«Как вовремя!», – успел подумать он, прежде чем схватиться за воздух и неловко упасть, распластавшись на траве.
– Ты чего там, ранен? – прозвучал над ухом обеспокоенный голос. Мужчина присел рядом, опасливо огляделся вокруг и внимательно посмотрел в глаза Алану. От подскочившего давления зрение немного плыло, голова неприятно кружилась.
– Нор… Нормально, голова закружилась с голоду, – ляпнул Алан первое, что пришло в голову.
– Ты из попрошаек что ли будешь? – В голосе кузнеца зазвенела сталь, он нахмурился и пригладил аккуратную большую бороду.
– Нет, – мотнул головой Алан и поморщился. – Кузнец странствующий, заблудился несколько дней назад, не ел ничего.
– Вот оно что, – задумчиво ответил мужчина. – Ну, пойдем, что ли, в дом. В себя придешь. Погоди немного.
Кузнец поднялся, вернулся к горну, разгреб кочергой угли и положил поковку на край, где огоньки уже почти погасли, затем помог Алану встать на ноги, бросив мимолетный взгляд на натруженные руки, и провёл к дому.

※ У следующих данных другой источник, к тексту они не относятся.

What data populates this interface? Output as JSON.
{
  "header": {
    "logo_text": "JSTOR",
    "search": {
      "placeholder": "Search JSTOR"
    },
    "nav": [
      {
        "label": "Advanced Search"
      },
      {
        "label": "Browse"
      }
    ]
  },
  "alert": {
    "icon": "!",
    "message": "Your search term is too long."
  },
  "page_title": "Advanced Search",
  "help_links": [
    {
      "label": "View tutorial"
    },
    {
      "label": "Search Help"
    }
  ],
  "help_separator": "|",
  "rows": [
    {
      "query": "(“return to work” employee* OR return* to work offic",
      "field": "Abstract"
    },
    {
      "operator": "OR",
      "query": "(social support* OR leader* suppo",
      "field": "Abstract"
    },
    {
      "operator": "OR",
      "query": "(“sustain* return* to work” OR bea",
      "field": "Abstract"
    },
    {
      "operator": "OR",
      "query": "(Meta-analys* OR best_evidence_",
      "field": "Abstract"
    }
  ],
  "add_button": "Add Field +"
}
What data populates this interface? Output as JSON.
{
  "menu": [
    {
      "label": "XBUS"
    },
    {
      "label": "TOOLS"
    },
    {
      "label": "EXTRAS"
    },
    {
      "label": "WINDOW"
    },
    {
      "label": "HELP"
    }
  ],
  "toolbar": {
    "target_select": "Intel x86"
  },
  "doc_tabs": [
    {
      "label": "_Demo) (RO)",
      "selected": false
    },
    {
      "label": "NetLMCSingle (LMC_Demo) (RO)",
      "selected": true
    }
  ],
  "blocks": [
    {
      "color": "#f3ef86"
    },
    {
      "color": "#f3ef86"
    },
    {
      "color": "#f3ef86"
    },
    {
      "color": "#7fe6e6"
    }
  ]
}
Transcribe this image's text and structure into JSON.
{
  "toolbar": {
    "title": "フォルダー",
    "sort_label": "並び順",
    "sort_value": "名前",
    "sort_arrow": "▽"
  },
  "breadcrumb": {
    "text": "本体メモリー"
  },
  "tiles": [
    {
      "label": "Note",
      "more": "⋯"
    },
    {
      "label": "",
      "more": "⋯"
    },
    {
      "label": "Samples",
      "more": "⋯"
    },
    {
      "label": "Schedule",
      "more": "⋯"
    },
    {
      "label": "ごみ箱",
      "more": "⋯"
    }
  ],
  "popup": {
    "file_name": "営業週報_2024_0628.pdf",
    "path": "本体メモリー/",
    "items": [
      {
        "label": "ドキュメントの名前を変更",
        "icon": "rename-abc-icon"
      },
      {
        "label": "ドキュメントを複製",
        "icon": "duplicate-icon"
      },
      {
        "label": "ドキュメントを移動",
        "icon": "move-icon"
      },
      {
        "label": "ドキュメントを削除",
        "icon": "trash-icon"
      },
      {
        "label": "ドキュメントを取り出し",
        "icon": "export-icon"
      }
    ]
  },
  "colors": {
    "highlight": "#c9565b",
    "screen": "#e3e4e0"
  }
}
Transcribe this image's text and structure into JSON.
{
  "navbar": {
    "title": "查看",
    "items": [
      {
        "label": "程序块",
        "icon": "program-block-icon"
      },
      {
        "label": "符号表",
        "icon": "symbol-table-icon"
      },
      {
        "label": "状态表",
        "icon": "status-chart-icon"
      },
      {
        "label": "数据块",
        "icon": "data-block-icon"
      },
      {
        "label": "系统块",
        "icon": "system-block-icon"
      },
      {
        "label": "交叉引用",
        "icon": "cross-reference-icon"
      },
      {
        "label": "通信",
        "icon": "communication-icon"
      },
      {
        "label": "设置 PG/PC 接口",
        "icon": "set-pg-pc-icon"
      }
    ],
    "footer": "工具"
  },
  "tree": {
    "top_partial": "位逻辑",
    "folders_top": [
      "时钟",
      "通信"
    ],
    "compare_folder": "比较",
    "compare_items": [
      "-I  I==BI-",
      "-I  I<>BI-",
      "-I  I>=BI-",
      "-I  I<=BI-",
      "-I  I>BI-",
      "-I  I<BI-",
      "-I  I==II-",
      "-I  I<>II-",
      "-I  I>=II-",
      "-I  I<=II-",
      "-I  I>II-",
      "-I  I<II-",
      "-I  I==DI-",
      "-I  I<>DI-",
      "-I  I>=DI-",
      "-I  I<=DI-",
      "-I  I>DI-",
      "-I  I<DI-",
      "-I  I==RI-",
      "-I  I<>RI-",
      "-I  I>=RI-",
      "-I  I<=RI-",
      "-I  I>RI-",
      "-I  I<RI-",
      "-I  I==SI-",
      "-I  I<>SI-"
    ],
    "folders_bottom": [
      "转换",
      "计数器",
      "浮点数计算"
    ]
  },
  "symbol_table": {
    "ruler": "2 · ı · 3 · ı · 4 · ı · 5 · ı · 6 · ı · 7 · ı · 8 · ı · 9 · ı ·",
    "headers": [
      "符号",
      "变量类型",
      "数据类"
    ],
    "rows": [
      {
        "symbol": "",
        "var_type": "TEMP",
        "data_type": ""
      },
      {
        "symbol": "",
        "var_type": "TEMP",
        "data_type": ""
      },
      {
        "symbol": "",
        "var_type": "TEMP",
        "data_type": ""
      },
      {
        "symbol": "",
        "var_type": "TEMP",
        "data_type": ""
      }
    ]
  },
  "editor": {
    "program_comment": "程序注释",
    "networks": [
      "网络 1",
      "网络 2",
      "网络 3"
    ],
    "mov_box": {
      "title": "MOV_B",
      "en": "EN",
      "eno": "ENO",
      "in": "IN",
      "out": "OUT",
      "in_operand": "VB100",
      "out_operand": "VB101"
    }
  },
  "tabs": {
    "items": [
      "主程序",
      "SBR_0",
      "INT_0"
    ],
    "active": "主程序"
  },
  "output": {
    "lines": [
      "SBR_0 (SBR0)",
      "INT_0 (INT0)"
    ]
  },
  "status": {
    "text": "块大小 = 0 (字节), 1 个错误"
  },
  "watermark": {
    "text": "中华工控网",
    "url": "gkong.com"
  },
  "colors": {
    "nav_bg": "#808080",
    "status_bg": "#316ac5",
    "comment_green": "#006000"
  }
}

Внутри было довольно темно: большая комната встретила Алана тусклым светом нескольких свечей на добротных железных подсвечниках, собирающих стекающий воск, массивным дощатым столом с двумя лавками, каменной печью, отдалённо напомнившей Алану старинные русские печи, да высокой двухместной кроватью. На ней сидела светловолосая женщина в длинном простом платье не то серого, не то коричневого цвета.
– Садись, – приказным тоном велел кузнец. Он подошел к женщине, что-то шепнул ей на ухо, и та, кивнув, отправилась к печи.
«Жена, наверное», – на автомате подумал Алан, присаживаясь с края скамьи. Ноги потряхивало от напряжения, будто мышцы переплелись в твердые стальные канаты, которые пронзали тысячи колючих иголок.
Женщина отодвинула в сторону полукруглую заслонку, закрывающую нутро печи, и длинной железной рогатиной подтащила к себе большой глиняный горшок. Достав с полки глубокую миску, она доверху наполнила её чем-то вроде каши, поставила ее перед Аланом и положила на стол деревянную ложку. Каша пахла незнакомо, но очень уж приятно, и парень, благодарно кивнув, набросился на еду. Однако вскоре, когда тарелка опустела, вместо приятного чувства насыщения живот скрутила острая резь. Такое бывало, когда Алан за работой пропускал несколько приемов пищи, а вечером набивал желудок доверху.